Japan was first to have its political stability drop, mainly because it broke the treaty with the Soviet Union. We placed the conflict tokens (explosions) and flight tokens (arrows) at the centre because they were used frequently. 


Two game rounds taking a full day sounds scary. It was partly because we were new to the systems. Also one big factor was we did this 2-player. The game speeds up with more players, because everyone can do movement planning at the same time. Allen and I had to do this one country at a time. Thus we needed at least triple the time, and suffered some split personality disorder. 
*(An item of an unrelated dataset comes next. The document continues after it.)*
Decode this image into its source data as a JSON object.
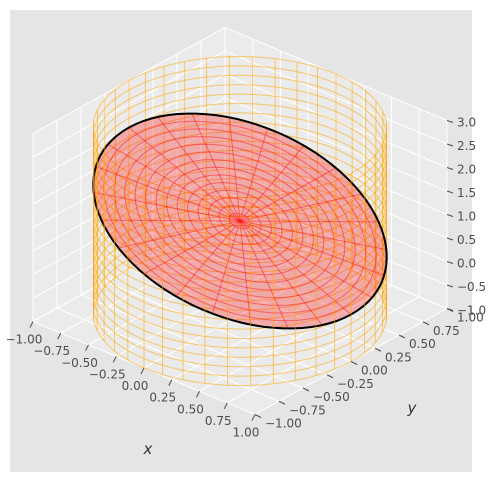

There were some features we hadn't explored, e.g. bombing factories and railroads, trading with neutral countries, attacking convoys and invading neutral countries. The game was large and complex, and the core rules already took a fair bit of effort to digest. We didn't want to get into the minor and secondary game mechanisms. Allen (as Germany) almost invaded Spain, but there was an error with the orders so the invasion was delayed. 
 

Having played the first two rounds, I felt the units being produced were far from enough to replenish what was lost. I imagine the countries would become more and more frugal as the war wore on. As the Soviet Union I was aggressive in counter-attacking the Germans, but after two rounds I realised my attrition was too high and my position was probably not sustainable. The Germans still had many units they could transport to the eastern front. The Americans and the British were nowhere near ready to put pressure on the western front. 

The Thoughts

War Room is certainly a gamer's game. It's the kind of ceremonial game which you allocate a full day for. It is difficult for me to not compare it against Axis & Allies. Same designer, same historical background, same granularity. War Room is more complex. Many mechanisms differ. They may feel similar in many ways, but they are quite different in execution. One analogy is the various Batman movies by different directors. 

If you are not into Axis & Allies and similar games, War Room will not be your thing. It is still a heavy game based on World War 2. It is medium-light compared to the typical serious wargame, but compared to the average Eurogame it is pretty heavy and complex. 

I like the secret orders. It allows interesting tactics and it is a challenge for the combatants. There is uncertainty and psychological play. I like the concepts of stress and political stability. In war, we are not machines which fight to the death. We are human beings of flesh and blood which fight till our spirits are broken. I like the battle resolution mechanism. It is logical yet at the same time can produce unexpected results. You know good positioning and combined arms will help you, but sometimes you can still get unusually lucky or unlucky. That's war. 

I don't like the three different resources in the game. It adds some complexity but I don't find it much more fun. Perhaps I haven't played enough to better appreciate it. 

Is War Room an advanced version of Axis & Allies? I would argue they are different games. A more complex game is not necessarily an improved or better game. I see these two games as different ways World War 2 is being presented. Yes, they are from the same designer, but they are independent games. 

War Room is that kind of game that you schedule once a year to play with a group of close buddies. Something commemorative and anticipated. I know this sounds weak. Only once in a year?! Gotta pump up those numbers, rookie!